Байки, сдобренные ехидством, о застенчивости великого маршала по части женского пола не переставали крутиться в училище термитчиков. Но что-то не слыхивал Курнопай о простоватости Данциг-Сикорского. И вдруг снова бесхитростное признание. Да, легко было посылать на гибель. Всеоправдательной и прекрасной считалась смерть за державу. Отдать жизнь за нее — возвышенней предназначения тогда и не было. Не долга — предназначения.
— А умереть за САМОГО?
— Никто никогда не допускал, что САМОМУ требуется защита. САМ, подобно Богу: за пределами уязвимости. Собственно, САМОГО внедряли в самийцев настоятельней, чем Бога. Нами ОН воспринимался как духовная инстанция над Богом. Не случайно у Бога одна буква прописная, а у НЕГО — все. И в местоимениях ОН пишется прописными буквами.

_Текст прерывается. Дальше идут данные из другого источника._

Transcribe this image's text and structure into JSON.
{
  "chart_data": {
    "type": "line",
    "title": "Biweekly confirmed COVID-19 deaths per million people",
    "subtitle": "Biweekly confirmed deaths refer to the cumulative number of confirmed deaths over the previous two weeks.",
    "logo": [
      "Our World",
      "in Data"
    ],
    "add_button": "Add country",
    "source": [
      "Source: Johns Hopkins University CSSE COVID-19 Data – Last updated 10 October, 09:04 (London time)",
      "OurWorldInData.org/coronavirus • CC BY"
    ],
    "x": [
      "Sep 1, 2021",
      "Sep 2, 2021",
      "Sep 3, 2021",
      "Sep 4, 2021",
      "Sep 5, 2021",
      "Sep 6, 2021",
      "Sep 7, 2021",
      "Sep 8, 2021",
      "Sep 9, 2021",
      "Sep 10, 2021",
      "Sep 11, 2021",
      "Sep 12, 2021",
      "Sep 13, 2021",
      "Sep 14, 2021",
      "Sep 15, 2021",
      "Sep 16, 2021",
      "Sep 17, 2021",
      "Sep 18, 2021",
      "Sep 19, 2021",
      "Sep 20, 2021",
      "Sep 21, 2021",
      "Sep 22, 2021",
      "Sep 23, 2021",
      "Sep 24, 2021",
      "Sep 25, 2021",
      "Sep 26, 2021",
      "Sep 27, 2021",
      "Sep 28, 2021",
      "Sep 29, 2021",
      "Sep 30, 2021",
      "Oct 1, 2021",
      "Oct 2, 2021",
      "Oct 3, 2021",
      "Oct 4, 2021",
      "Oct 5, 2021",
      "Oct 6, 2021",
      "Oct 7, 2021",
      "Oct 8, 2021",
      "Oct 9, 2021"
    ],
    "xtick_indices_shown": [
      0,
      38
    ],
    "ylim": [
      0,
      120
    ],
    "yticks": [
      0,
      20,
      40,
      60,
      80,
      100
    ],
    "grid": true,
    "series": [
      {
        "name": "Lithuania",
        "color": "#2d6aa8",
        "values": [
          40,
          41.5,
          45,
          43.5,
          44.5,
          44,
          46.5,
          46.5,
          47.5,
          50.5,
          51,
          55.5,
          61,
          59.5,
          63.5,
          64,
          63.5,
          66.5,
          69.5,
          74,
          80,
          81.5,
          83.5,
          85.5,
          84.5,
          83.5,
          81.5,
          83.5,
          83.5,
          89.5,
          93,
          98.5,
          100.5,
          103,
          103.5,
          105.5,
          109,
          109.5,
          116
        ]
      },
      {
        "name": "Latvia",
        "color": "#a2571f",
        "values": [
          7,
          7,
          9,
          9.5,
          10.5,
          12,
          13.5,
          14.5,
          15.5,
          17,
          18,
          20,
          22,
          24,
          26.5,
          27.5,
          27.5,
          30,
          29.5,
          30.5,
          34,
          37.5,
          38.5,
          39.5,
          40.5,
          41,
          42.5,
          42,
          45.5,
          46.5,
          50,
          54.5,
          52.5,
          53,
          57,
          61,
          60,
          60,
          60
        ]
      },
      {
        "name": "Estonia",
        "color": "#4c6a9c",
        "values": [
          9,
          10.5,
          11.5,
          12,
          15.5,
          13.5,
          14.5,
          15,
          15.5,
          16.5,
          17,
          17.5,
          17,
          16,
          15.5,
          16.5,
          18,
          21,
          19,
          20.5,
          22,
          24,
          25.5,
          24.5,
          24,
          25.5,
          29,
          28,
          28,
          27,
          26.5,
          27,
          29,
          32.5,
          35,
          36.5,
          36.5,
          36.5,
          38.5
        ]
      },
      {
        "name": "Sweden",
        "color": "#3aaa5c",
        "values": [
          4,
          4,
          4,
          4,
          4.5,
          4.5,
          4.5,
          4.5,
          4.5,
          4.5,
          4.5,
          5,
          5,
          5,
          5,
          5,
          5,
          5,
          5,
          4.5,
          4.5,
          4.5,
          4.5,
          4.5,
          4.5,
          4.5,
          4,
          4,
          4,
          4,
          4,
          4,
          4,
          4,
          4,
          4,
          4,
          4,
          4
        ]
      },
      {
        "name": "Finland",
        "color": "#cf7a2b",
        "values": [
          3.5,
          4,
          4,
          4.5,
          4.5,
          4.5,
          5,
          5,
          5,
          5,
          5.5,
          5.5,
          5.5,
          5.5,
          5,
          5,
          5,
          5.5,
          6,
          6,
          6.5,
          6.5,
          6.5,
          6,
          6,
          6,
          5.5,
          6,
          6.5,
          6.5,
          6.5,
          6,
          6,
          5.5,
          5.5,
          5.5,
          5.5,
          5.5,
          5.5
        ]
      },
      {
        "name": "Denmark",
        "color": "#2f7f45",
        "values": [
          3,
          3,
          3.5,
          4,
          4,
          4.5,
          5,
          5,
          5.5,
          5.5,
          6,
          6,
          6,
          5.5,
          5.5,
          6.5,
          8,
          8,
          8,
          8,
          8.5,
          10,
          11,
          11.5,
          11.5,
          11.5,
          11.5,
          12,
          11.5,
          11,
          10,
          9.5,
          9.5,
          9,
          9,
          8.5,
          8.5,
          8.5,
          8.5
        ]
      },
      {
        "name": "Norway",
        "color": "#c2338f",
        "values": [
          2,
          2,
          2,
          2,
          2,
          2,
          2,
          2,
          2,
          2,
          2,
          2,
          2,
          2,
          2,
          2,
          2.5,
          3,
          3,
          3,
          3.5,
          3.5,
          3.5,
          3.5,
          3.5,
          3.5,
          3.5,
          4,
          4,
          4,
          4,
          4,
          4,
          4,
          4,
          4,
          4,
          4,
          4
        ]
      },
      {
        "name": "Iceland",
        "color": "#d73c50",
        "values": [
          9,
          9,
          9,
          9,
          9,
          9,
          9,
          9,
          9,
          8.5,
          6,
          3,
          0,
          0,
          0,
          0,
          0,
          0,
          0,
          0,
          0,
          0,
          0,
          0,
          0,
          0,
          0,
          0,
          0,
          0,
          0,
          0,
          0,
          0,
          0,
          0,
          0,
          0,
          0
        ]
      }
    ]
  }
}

Рассерженный вихлянием памяти («Никакой не склероз: дисциплинарная разболтанность».), Данциг-Сикорский зашлепал по спрессованному из глины и покрытому лаком полу, массируя седую впрожелть голову. Вспомнил, о чем забыл. По-пацаньи виновато подбежал в Курнопаю. Как не вспомнить?! Вспомнил он его вопрос, являющийся основным вопросом современности. Все государственные предводители сознают, что трагедия постигнет человечество, если не перейти от насильственного принципа существования на миротворчество, тем не менее большинство продолжает вооружаться или воевать, и лишь отдельные из них имеют символические военные арсеналы и армии, полагаясь либо на торжество благоразумия, либо на неуклонный вывод: в момент ядерного испепеления сгорит будущее людей. Сознавать, к несчастью, — не значит поступать. Поступать — не значит достигать. Мощь безумия сравнима с ядерной мощью, могущество здравомыслия аналогично ружейным выстрелам. Английские женщины бились против крылатых ракет у себя на острове, но североамериканцы привезли эти ракеты и установили. Россия и Индия наращивают борьбу за уничтожение ядерного оружия, а правительство Соединенных Штатов, наперекор своему народу, увеличивает выпуск ядерных подлодок. Если опираться на Библию, — зачатые грешниками, распявшие богочеловека, люди не могут, как бы ни старались, сделаться святыми. Если опираться на историю, куда САМ явился для очищения племен и народов от телесной скверны, от глупости и злокозния, то и мы не в силах спасти планету: САМ-то скрылся от нас во внутриземный тайник. Обезнадежился — иначе и не решить. Если положимся на Природу, то просчитаемся: на Земле мы так ее обидели, отвратили, запугали разрушительством, что она не захочет нас спасать. Для самоубийства?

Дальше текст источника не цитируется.